Detail Pergerakan Harga Minyak
Mengutip laporan Reuters, kontrak berjangka West Texas Intermediate (WTI) untuk pengiriman AS merosot sekitar 4% pada perdagangan awal hari Rabu, 25 Maret 2026. Harga WTI sempat menyentuh level terendah di angka US $87,80 per barel saat pasar dibuka. Jika dikonversi ke Rupiah dengan kurs Rp16.916 per US$, harga tersebut setara dengan Rp1.485.224 per barel. Hingga pukul 23:05 GMT, harga minyak terpantau berada di level US$88,86 per barel, atau turun sebesar US$3,49 (sekitar 3,8%). Penurunan tajam ini merupakan pembalikan arah setelah pada hari Selasa kemarin harga WTI sempat melonjak 4,8% sebelum akhirnya keuntungannya terkikis dalam perdagangan pasca-penutupan yang volatil. Langkah mundur harga minyak ini terjadi segera setelah Presiden AS Donald Trump memberikan pernyataan optimistis. Melansir Reuters, Trump menyatakan bahwa Amerika Serikat mengalami kemajuan signifikan dalam upaya negosiasi untuk mengakhiri konflik dengan Iran. Trump bahkan menyebut telah memenangkan konsesi penting dari pihak Teheran.Poin Utama Rencana Perdamaian 15 Poin
Laporan mengenai skema perdamaian ini pertama kali mencuat melalui saluran media Israel, Channel 12. Berikut adalah rincian informasi terkait rencana gencatan senjata tersebut:- Mekanisme Gencatan Senjata: AS dikabarkan telah mengirimkan 15 poin proposal penyelesaian kepada Iran untuk mengakhiri perang di Timur Tengah.

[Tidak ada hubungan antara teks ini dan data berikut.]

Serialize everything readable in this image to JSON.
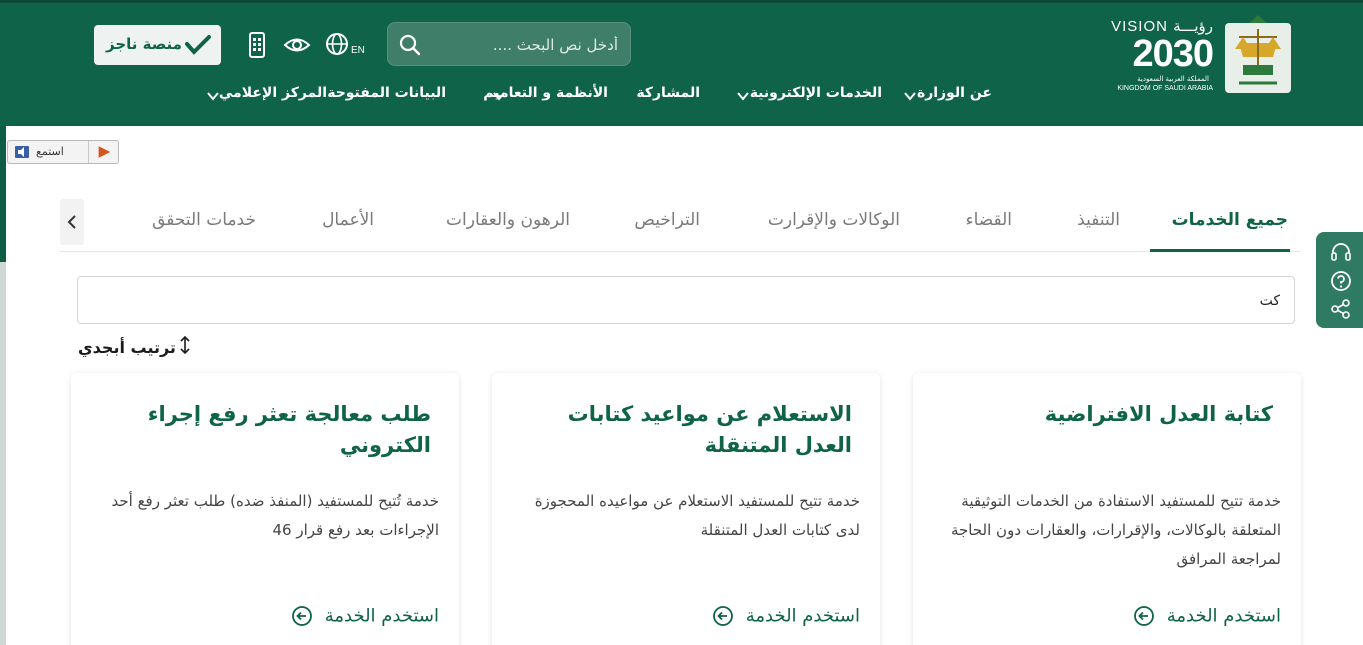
{
  "header": {
    "vision": {
      "line1": "VISION رؤيـــة",
      "line2": "2030",
      "line3": "المملكة العربية السعودية",
      "line4": "KINGDOM OF SAUDI ARABIA"
    },
    "search": {
      "placeholder": "أدخل نص البحث ...."
    },
    "lang_label": "EN",
    "najiz_label": "منصة ناجز",
    "nav": [
      {
        "label": "عن الوزارة",
        "dropdown": true
      },
      {
        "label": "الخدمات الإلكترونية",
        "dropdown": true
      },
      {
        "label": "المشاركة",
        "dropdown": false
      },
      {
        "label": "الأنظمة و التعاميم",
        "dropdown": true
      },
      {
        "label": "البيانات المفتوحة",
        "dropdown": false
      },
      {
        "label": "المركز الإعلامي",
        "dropdown": true
      }
    ]
  },
  "listen": {
    "label": "استمع"
  },
  "tabs": [
    {
      "label": "جميع الخدمات",
      "active": true
    },
    {
      "label": "التنفيذ",
      "active": false
    },
    {
      "label": "القضاء",
      "active": false
    },
    {
      "label": "الوكالات والإقرارت",
      "active": false
    },
    {
      "label": "التراخيص",
      "active": false
    },
    {
      "label": "الرهون والعقارات",
      "active": false
    },
    {
      "label": "الأعمال",
      "active": false
    },
    {
      "label": "خدمات التحقق",
      "active": false
    }
  ],
  "filter": {
    "value": "كت"
  },
  "sort": {
    "label": "ترتيب أبجدي"
  },
  "cards": [
    {
      "title": "كتابة العدل الافتراضية",
      "description": "خدمة تتيح للمستفيد الاستفادة من الخدمات التوثيقية المتعلقة بالوكالات، والإقرارات، والعقارات دون الحاجة لمراجعة المرافق",
      "link": "استخدم الخدمة"
    },
    {
      "title": "الاستعلام عن مواعيد كتابات العدل المتنقلة",
      "description": "خدمة تتيح للمستفيد الاستعلام عن مواعيده المحجوزة لدى كتابات العدل المتنقلة",
      "link": "استخدم الخدمة"
    },
    {
      "title": "طلب معالجة تعثر رفع إجراء الكتروني",
      "description": "خدمة تُتيح للمستفيد (المنفذ ضده) طلب تعثر رفع أحد الإجراءات بعد رفع قرار 46",
      "link": "استخدم الخدمة"
    }
  ],
  "colors": {
    "brand": "#0f6348",
    "header_bg": "#0f6348",
    "side_panel": "#2f7a62"
  }
}
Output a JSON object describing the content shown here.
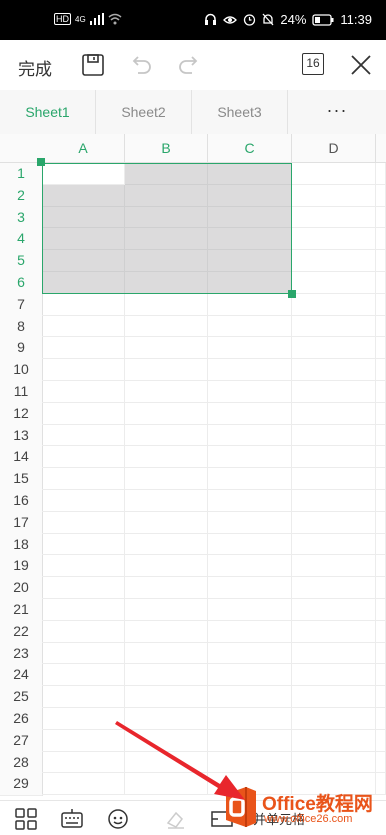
{
  "status_bar": {
    "hd": "HD",
    "network": "4G",
    "battery": "24%",
    "time": "11:39"
  },
  "toolbar": {
    "done_label": "完成",
    "page_count": "16"
  },
  "tabs": [
    {
      "label": "Sheet1",
      "active": true
    },
    {
      "label": "Sheet2",
      "active": false
    },
    {
      "label": "Sheet3",
      "active": false
    }
  ],
  "more_label": "···",
  "columns": [
    "A",
    "B",
    "C",
    "D"
  ],
  "rows": [
    "1",
    "2",
    "3",
    "4",
    "5",
    "6",
    "7",
    "8",
    "9",
    "10",
    "11",
    "12",
    "13",
    "14",
    "15",
    "16",
    "17",
    "18",
    "19",
    "20",
    "21",
    "22",
    "23",
    "24",
    "25",
    "26",
    "27",
    "28",
    "29"
  ],
  "selection": {
    "start": "A1",
    "end": "C6"
  },
  "colors": {
    "accent": "#2aa66b",
    "selection_fill": "#dcdbdc",
    "arrow": "#e8262c",
    "watermark_orange": "#e9541a"
  },
  "bottom_bar": {
    "partial_label": "合并单元格"
  },
  "watermark": {
    "brand": "Office教程网",
    "url": "www.office26.com"
  }
}
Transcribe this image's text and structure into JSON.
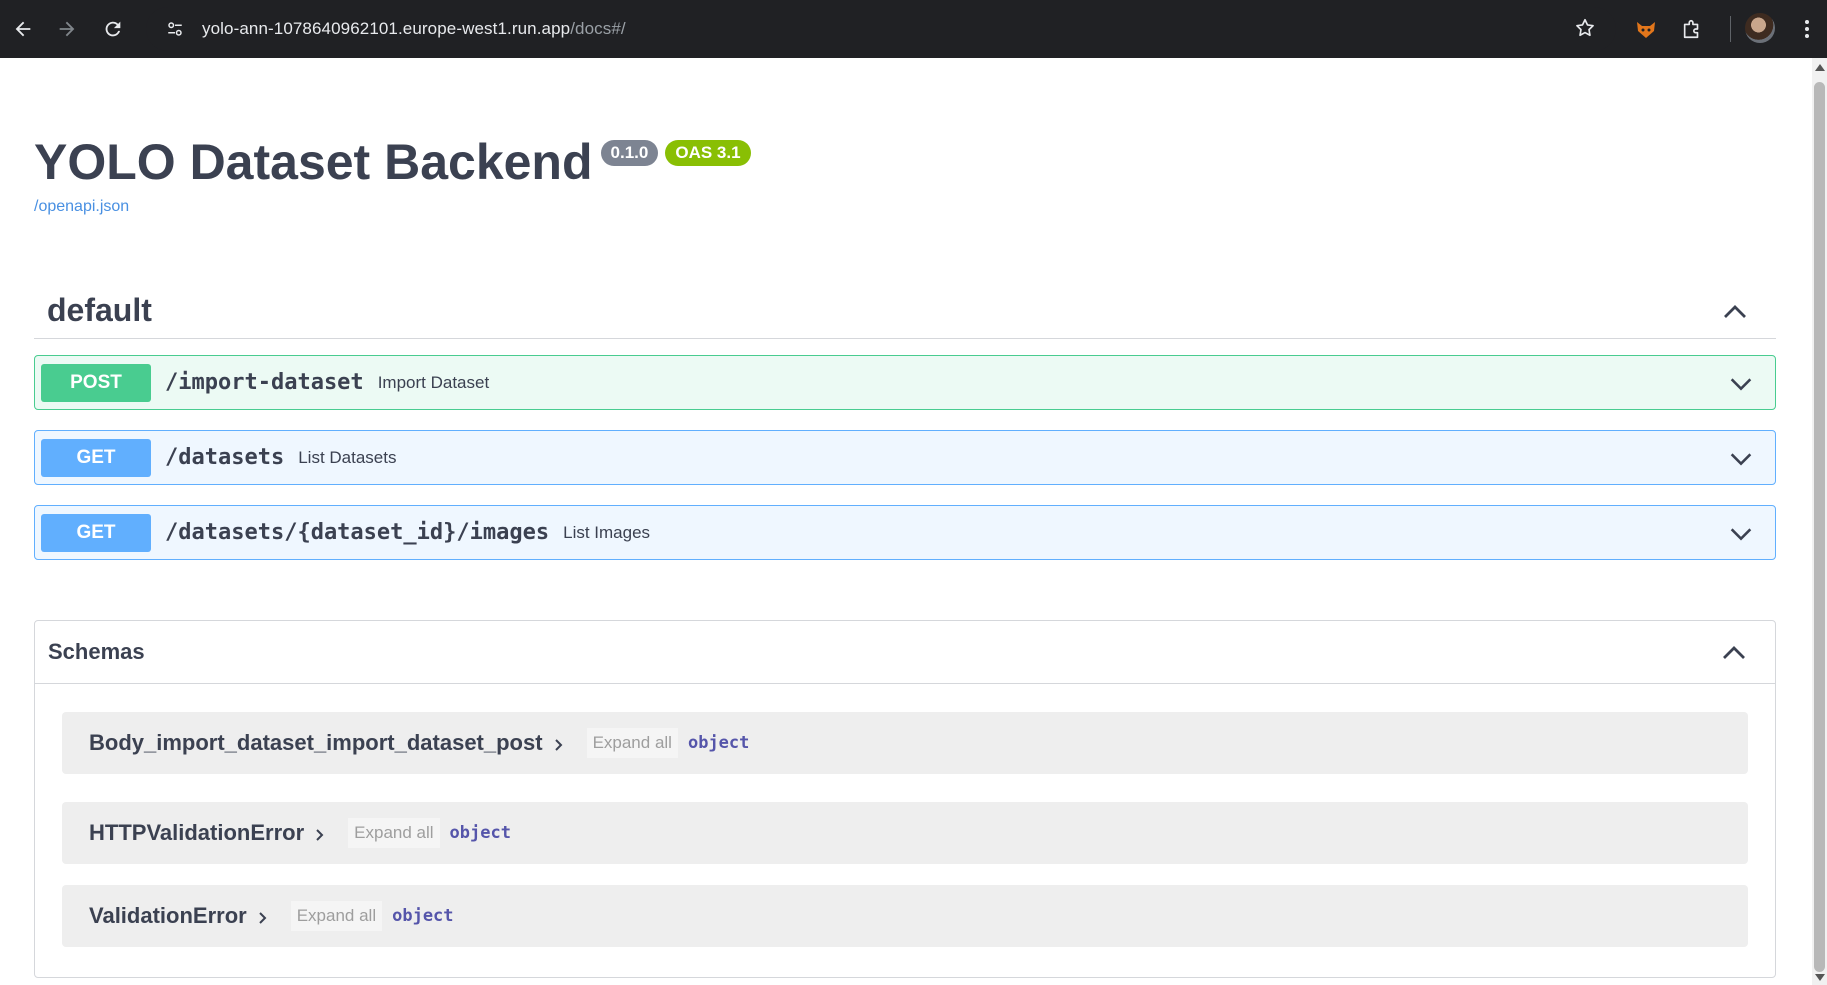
{
  "browser": {
    "url_host": "yolo-ann-1078640962101.europe-west1.run.app",
    "url_path": "/docs#/"
  },
  "info": {
    "title": "YOLO Dataset Backend",
    "version": "0.1.0",
    "oas": "OAS 3.1",
    "spec_link": "/openapi.json"
  },
  "section": {
    "title": "default"
  },
  "operations": [
    {
      "method": "POST",
      "path": "/import-dataset",
      "summary": "Import Dataset"
    },
    {
      "method": "GET",
      "path": "/datasets",
      "summary": "List Datasets"
    },
    {
      "method": "GET",
      "path": "/datasets/{dataset_id}/images",
      "summary": "List Images"
    }
  ],
  "schemas": {
    "title": "Schemas",
    "items": [
      {
        "name": "Body_import_dataset_import_dataset_post",
        "expand": "Expand all",
        "type": "object"
      },
      {
        "name": "HTTPValidationError",
        "expand": "Expand all",
        "type": "object"
      },
      {
        "name": "ValidationError",
        "expand": "Expand all",
        "type": "object"
      }
    ]
  },
  "colors": {
    "post": "#49cc90",
    "get": "#61affe",
    "oas_badge": "#89bf04",
    "version_badge": "#7d8492"
  }
}
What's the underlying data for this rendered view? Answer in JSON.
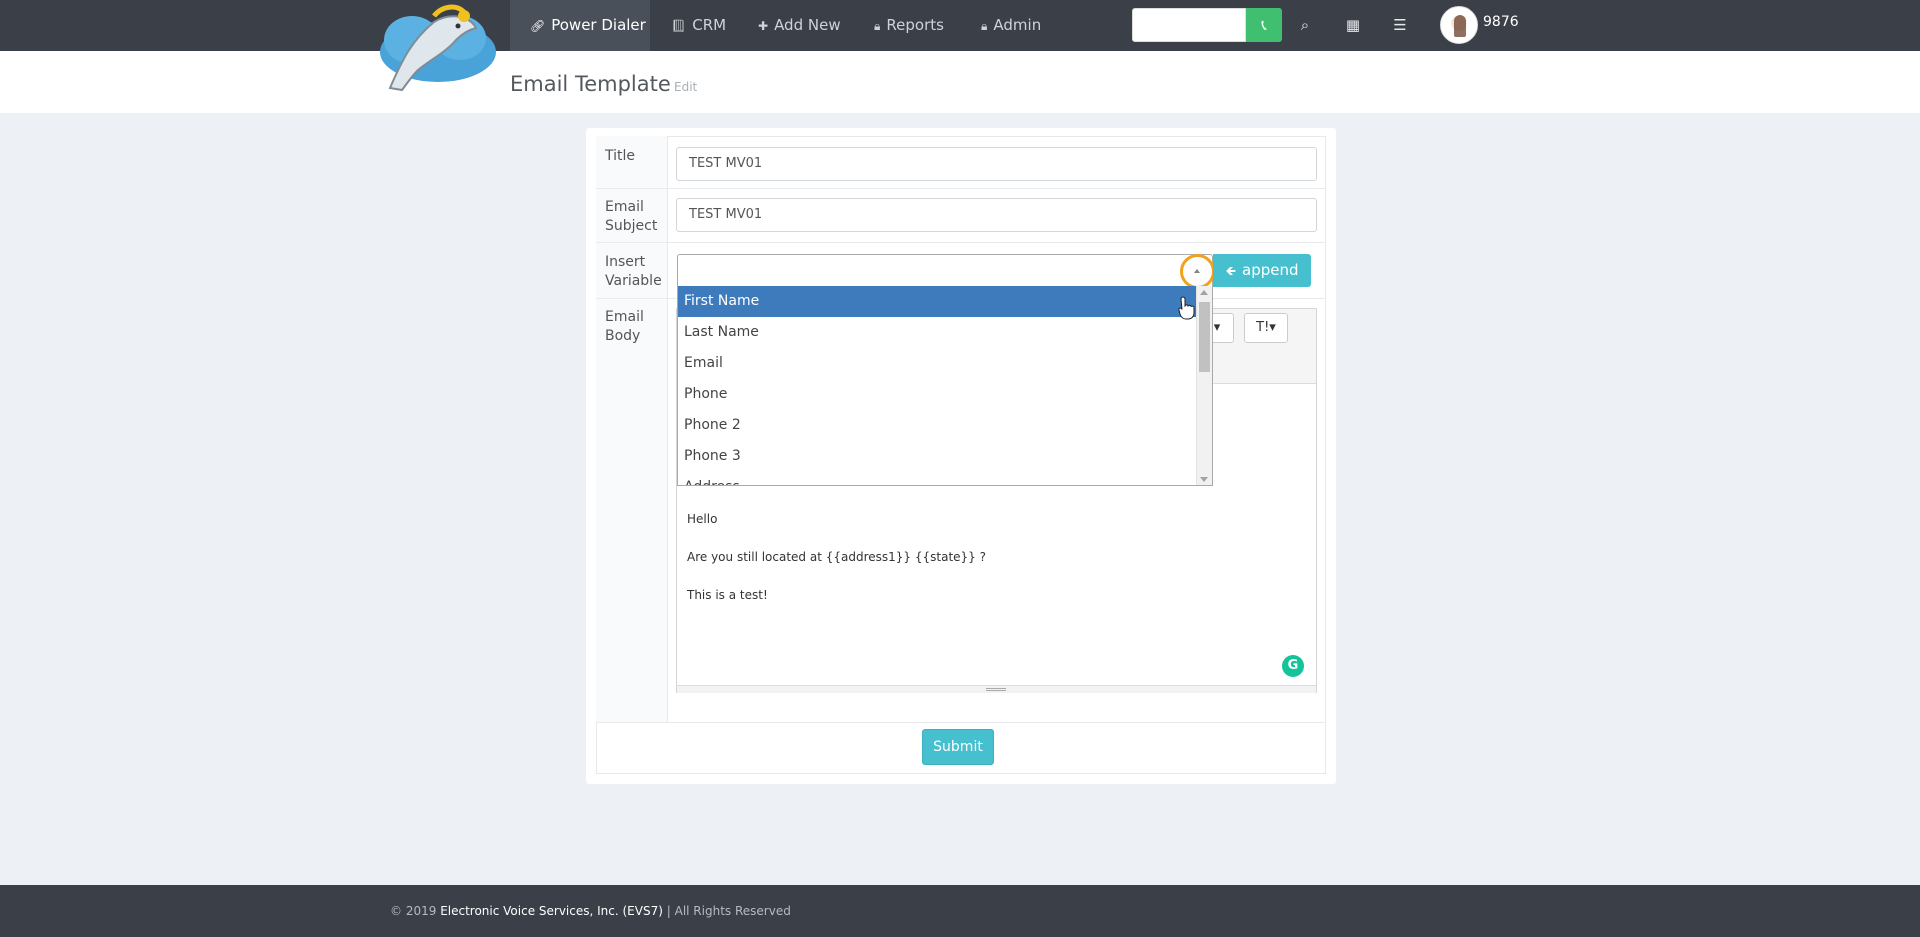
{
  "nav": {
    "items": [
      {
        "label": "Power Dialer",
        "icon": "link-icon",
        "glyph": "🔗︎"
      },
      {
        "label": "CRM",
        "icon": "book-icon",
        "glyph": "📕︎"
      },
      {
        "label": "Add New",
        "icon": "plus-icon",
        "glyph": "✚"
      },
      {
        "label": "Reports",
        "icon": "lock-icon",
        "glyph": "🔒︎"
      },
      {
        "label": "Admin",
        "icon": "lock-icon",
        "glyph": "🔒︎"
      }
    ],
    "call_glyph": "📞︎",
    "search_glyph": "⌕",
    "calendar_glyph": "▦",
    "list_glyph": "☰",
    "user_id": "9876"
  },
  "page": {
    "title": "Email Template",
    "subtitle": "Edit"
  },
  "form": {
    "title_label": "Title",
    "title_value": "TEST MV01",
    "subject_label_1": "Email",
    "subject_label_2": "Subject",
    "subject_value": "TEST MV01",
    "variable_label_1": "Insert",
    "variable_label_2": "Variable",
    "body_label_1": "Email",
    "body_label_2": "Body",
    "append_label": "append",
    "append_glyph": "🡸",
    "submit_label": "Submit"
  },
  "dropdown": {
    "options": [
      "First Name",
      "Last Name",
      "Email",
      "Phone",
      "Phone 2",
      "Phone 3",
      "Address"
    ],
    "highlighted": "First Name"
  },
  "editor": {
    "toolbar_font_label": "T!▾",
    "lines": [
      "Hello",
      "Are you still located at {{address1}} {{state}} ?",
      "This is a test!"
    ]
  },
  "footer": {
    "prefix": "© 2019",
    "company": "Electronic Voice Services, Inc. (EVS7)",
    "suffix": "| All Rights Reserved"
  },
  "colors": {
    "topbar": "#3a3f48",
    "accent": "#46c0cf",
    "call_green": "#3fbf6f",
    "highlight_blue": "#3d7bbd"
  }
}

- Durasi Awal: Terdapat rencana pengumuman gencatan senjata selama satu bulan sebagai tahap awal.
- Tim Negosiasi: Proses ini dikawal langsung oleh utusan Timur Tengah AS, Steve Witkoff dan Jared Kushner.
- Respon Teheran: Meskipun kabar ini beredar luas, pihak Teheran membantah adanya pertemuan langsung. Ketua Parlemen Iran, Mohammad Baqer Qalibaf, menyebut laporan tersebut sebagai berita palsu.